Nick Singleton and Saquon Barkley: How Deep Do the Comparisons Go?
Nick Singleton has arrived, folks.
Last weekend against Ohio, Singleton exploded onto the college football scene to the tune of 179 yards and two touchdowns on just 10 carries, dazzling in his first game inside Beaver Stadium.
Those 179 yards and an average of just under 18 YPC was more than enough for Singleton to surpass Saquon Barkley as the record holder for the most yards in a Beaver Stadium debut. Because of their impressive performances, both won Big Ten Freshman of the Week honors as well.
Barkley scooted for 115 yards and a touchdown on 12 touches in his Beaver Stadium debut, while Singleton did that and more, setting the Penn State record for rushing yards in a game for a true freshman. Singleton didn’t hurdle anyone, but there are plenty other parallels to be made between Penn State’s two most highly-touted tailbacks in the last decade.
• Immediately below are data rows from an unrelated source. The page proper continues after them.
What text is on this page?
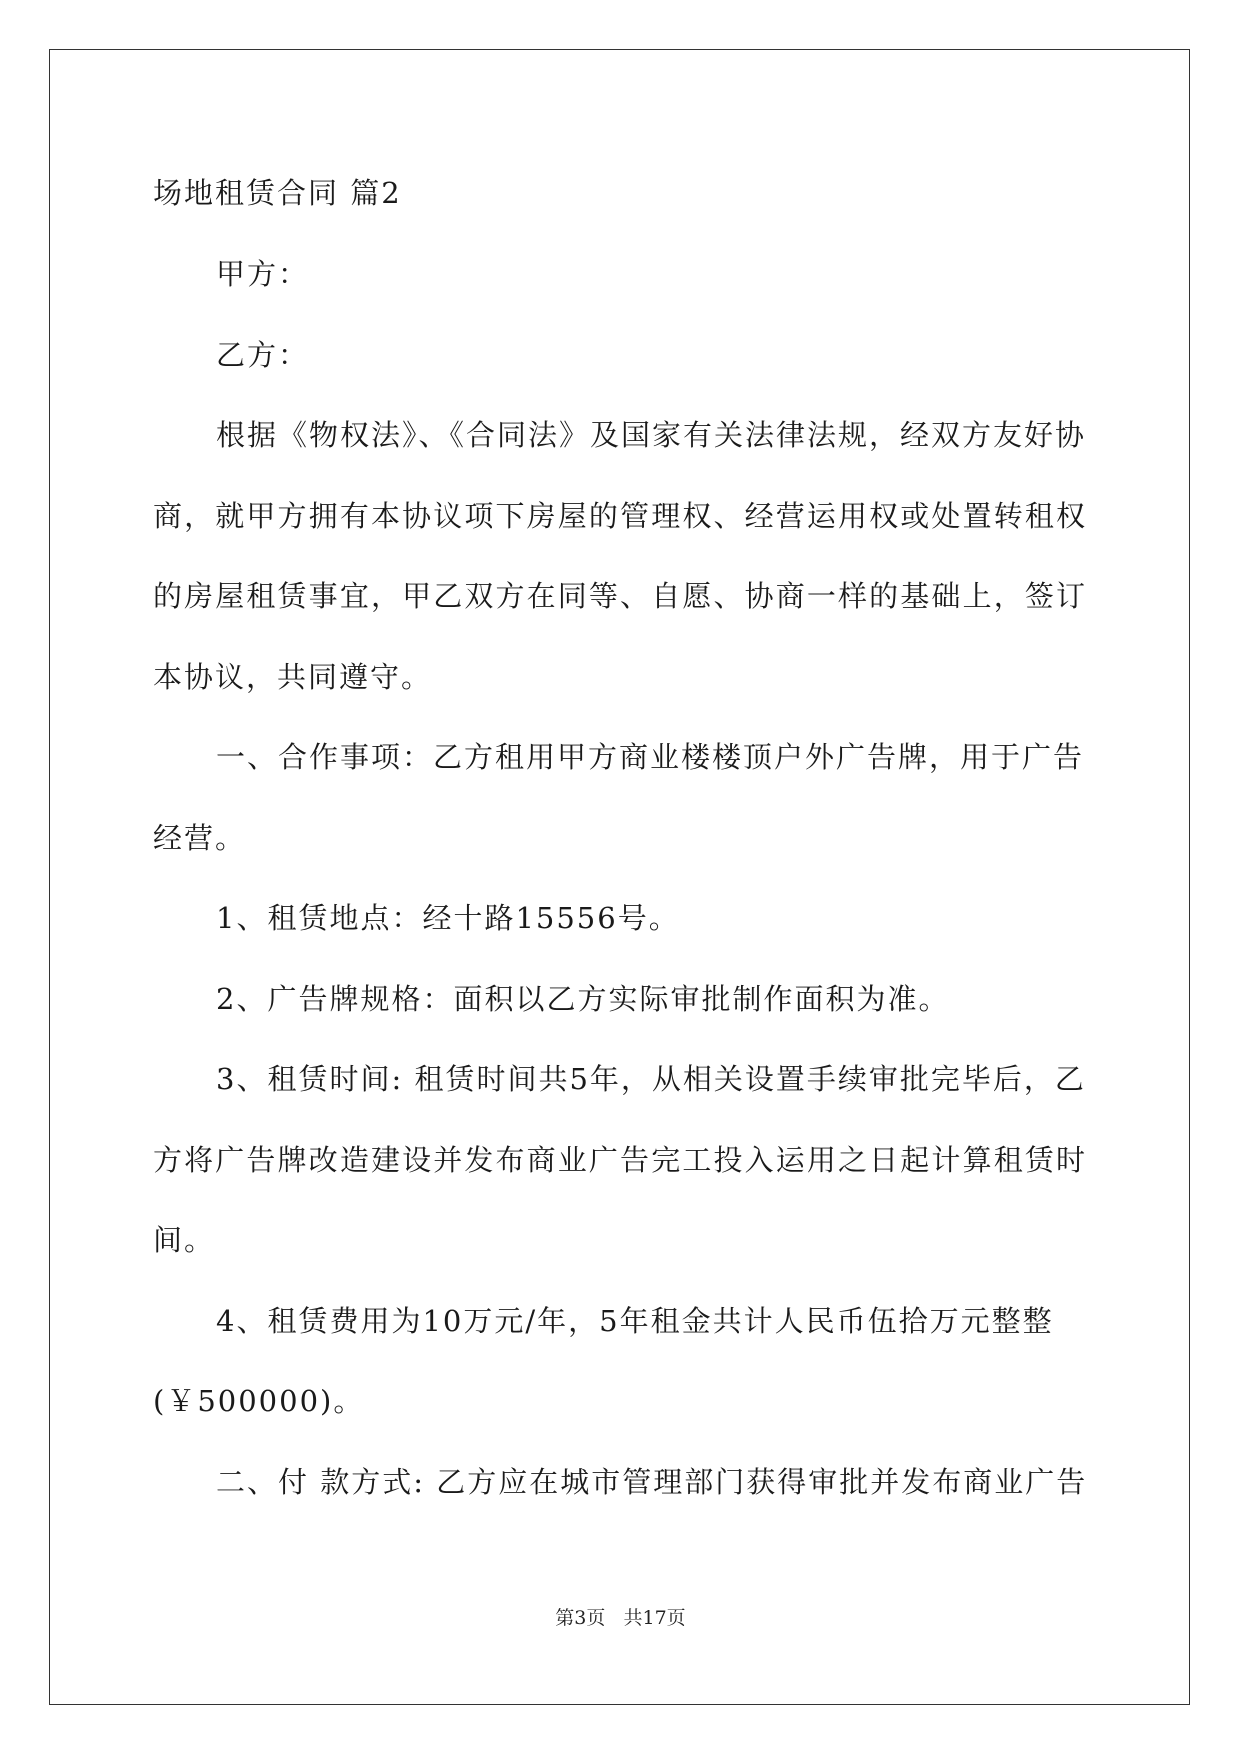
场地租赁合同 篇2

甲方：

乙方：

根据《物权法》、《合同法》及国家有关法律法规，经双方友好协

商，就甲方拥有本协议项下房屋的管理权、经营运用权或处置转租权

的房屋租赁事宜，甲乙双方在同等、自愿、协商一样的基础上，签订

本协议，共同遵守。

一、合作事项：乙方租用甲方商业楼楼顶户外广告牌，用于广告

经营。

1、租赁地点：经十路15556号。

2、广告牌规格：面积以乙方实际审批制作面积为准。

3、租赁时间: 租赁时间共5年，从相关设置手续审批完毕后，乙

方将广告牌改造建设并发布商业广告完工投入运用之日起计算租赁时

间。

4、租赁费用为10万元/年，5年租金共计人民币伍拾万元整整

(￥500000)。

二、付 款方式: 乙方应在城市管理部门获得审批并发布商业广告

第3页   共17页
Singleton has been linked to Barkley since his commitment to Penn State. Barkley was even the one to announce Singleton as football’s national Gatorade Player of the Year. Their sky-high expectations also connect them, as early on in his career, Singleton has the same type of hype surrounding him as Barkley did – he’s expected to be the best in the nation.
Singleton measures in at about 6-foot-0, 220 lbs. with Barkley being 6-foot-0 and weighing around 220 lbs. when he was a freshman at Penn State also. We all know about Barkley’s strength and how much he can lift, as he went viral for his 405-pound power clean when he was a junior. Well, as a true freshman, Singleton isn’t far behind, smashing a 365-pound clean this past summer.
In terms of pure talent, athleticism and potential, Singleton and Barkley can be compared all day long. But in terms of play style, they’re very different.
Singleton is a powerful, violent runner whereas Barkley is more of a finesse, patient runner. I mentioned the hurdle in Barkley’s debut earlier – Singleton would likely lower his shoulder in that scenario. Both are good finishers, but in different ways as Singleton runs downhill while Barkley more so utilizes his vision and elusiveness to find an opening.
The best way to put it is that Singleton runs north-south, while Barkley runs east-west.
Regardless, both are extremely explosive and possess game-breaking speed. Singleton was very Saquon-esque on his two long touchdowns versus Ohio, in which he bounced both to the outside and went the distance for 70 and 44 yards, respectively. Both backs also have the plant-and-go burst to beat defenders around the edge when necessary, and Singleton’s was on fully display against the Bobcats.
James Franklin noticed it as well and had some interesting comments postgame following the team’s 46-10 victory.
“[Singleton's] got such good speed that maybe in years past when the read would be cloudy and you'd want to bounce it, we didn't always have the speed to get to the edge like he does,” Franklin said. “He showed the ability to do that and what may typically be three or four yards, has a chance to be eighty with him.”
The last time Penn State had someone who could do that was when Barkley donned blue and white. Miles Sanders was good, so was Journey Brown – but neither had the ability to take over a game like Singleton and Barkley do.
It’s hard not to see No. 26 when watching No. 10.
In the game following Barkley’s breakout versus Buffalo, he exploded for 195 yards and two touchdowns against Rutgers. Singleton will obviously have a tougher matchup against the Auburn Tigers of the SEC, but if he too can best last week’s performance (or even match it), that’ll be a huge boost to the Nittany Lions who will need all the help they can get in their toughest matchup of the year thus far.
Penn State (2-0) and Auburn (2-0) face off on Saturday, Sept. 17 at Jordan-Hare Stadium, both seeking to hand the other its first loss of the season.